Mちゃんは、高地に来たので、気圧の関係があるんじゃないかと心配してくれる。
もう一度鎮痛剤を飲む。
普段あまり感じないが、薬を飲む時にほんの少し、薬の臭い?のようなものを感じて不快感がある。
道の駅での休憩タイムだった。
前の晩の脳外科の先生に言うと、肩を押さえて、
「昨夜よりすごく固くなってる。
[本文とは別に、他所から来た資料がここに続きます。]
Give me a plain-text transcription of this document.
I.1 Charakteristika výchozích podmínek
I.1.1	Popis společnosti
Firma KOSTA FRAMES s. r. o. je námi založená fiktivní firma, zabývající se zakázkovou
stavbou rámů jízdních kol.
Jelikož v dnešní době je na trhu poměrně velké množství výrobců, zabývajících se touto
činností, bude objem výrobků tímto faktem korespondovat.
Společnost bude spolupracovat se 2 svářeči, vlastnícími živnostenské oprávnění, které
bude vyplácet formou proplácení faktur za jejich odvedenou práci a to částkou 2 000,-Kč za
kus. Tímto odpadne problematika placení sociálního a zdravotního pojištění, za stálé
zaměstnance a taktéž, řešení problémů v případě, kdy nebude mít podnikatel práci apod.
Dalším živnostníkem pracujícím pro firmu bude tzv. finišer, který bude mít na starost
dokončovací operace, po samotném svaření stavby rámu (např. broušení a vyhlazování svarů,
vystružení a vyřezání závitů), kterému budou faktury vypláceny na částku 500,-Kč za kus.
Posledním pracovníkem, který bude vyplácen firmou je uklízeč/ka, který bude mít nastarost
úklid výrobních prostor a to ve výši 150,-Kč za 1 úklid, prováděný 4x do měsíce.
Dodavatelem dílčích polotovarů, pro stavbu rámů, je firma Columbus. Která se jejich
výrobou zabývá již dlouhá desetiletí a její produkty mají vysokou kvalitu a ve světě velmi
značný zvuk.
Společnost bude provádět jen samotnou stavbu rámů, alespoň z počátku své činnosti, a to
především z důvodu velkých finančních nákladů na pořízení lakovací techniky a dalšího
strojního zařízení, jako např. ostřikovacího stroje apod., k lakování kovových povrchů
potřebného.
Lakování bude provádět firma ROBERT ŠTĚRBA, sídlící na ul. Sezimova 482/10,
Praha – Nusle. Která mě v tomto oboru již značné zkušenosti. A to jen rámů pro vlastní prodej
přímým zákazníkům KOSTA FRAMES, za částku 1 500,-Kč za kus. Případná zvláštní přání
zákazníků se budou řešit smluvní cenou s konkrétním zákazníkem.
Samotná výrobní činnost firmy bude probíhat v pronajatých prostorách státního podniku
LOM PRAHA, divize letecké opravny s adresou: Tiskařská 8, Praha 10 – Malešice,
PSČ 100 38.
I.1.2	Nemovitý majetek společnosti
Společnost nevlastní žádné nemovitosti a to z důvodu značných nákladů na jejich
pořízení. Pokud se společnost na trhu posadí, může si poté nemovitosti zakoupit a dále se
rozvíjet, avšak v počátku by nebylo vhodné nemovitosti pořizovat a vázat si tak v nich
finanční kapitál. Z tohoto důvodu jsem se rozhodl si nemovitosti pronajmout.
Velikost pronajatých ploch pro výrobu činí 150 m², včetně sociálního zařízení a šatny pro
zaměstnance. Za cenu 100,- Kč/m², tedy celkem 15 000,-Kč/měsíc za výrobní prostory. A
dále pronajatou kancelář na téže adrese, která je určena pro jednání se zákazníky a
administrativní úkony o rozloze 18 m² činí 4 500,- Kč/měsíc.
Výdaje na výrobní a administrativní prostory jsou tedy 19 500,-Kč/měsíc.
頭痛は肩からきてる」とかけていたショルダーバックをおろすように言われる。
その時は、薬はあまり効かなかった気がする。

翌日はそれほどひどくはないが、まだ少し痛かった。
そのまた翌日はまたひどくなった。
ああ、これは耳からきているんじゃないかなと思う。
私の耳は、いわゆる耳掃除のし過ぎというやつで、耳の中は多分傷だらけじゃないかと思う。
(「私の耳は腐っている」と表現している)
時々耳が原因と思われる頭痛を感じることもあるし、
特に左の耳を下にして寝ると、起きてからしばらく痛みが続くこともある。
一度耳鼻科できちんと診てもらった方がいいかなと思っていた。
そのまた翌日になっても朝起きた時痛かったので、鎮痛剤を飲んで、チラシの仕事が早く終わったら耳鼻科に行こうと思った。
そして行った。

もう10年以上も前に花粉症を診てもらっていた医院。
「今日は先生に叱られることを覚悟して来ました」
最初にそう伝える。
医師は、昔のカルテも見ながら、
アレルゲンがあれもこれもある。
年中花粉症の状態だと思われる。
花粉症の症状があまりひどくないと思うのは、年中花粉症だから気にならないだけ。
耳掃除がしたくなるのもアレルギーのせいで耳がかゆいからじゃないか。
そう言ってアレルギーの薬を処方してくれる。
毎日飲んでも、一日おきでもいいから、しばらく飲んで感想を聞かせてくださいと。

何か違うんだよなあ…。
一応耳の中に薬を塗ってくれたので、頭痛は治まってきたようだが。
私は、耳の中の傷を治してほしくて医者に行ったのである。
たとえ年中花粉症でも、自分が辛くなければ良いのである。
たとえ年中花粉症でも、生活に困っているわけではない。

一応その日は薬を飲んだが、翌日特に朝、ものすごく体がだるかったので、
もしかしたら薬のせいもあるのかもしれないと思って、しばらくはやめておこうと思う。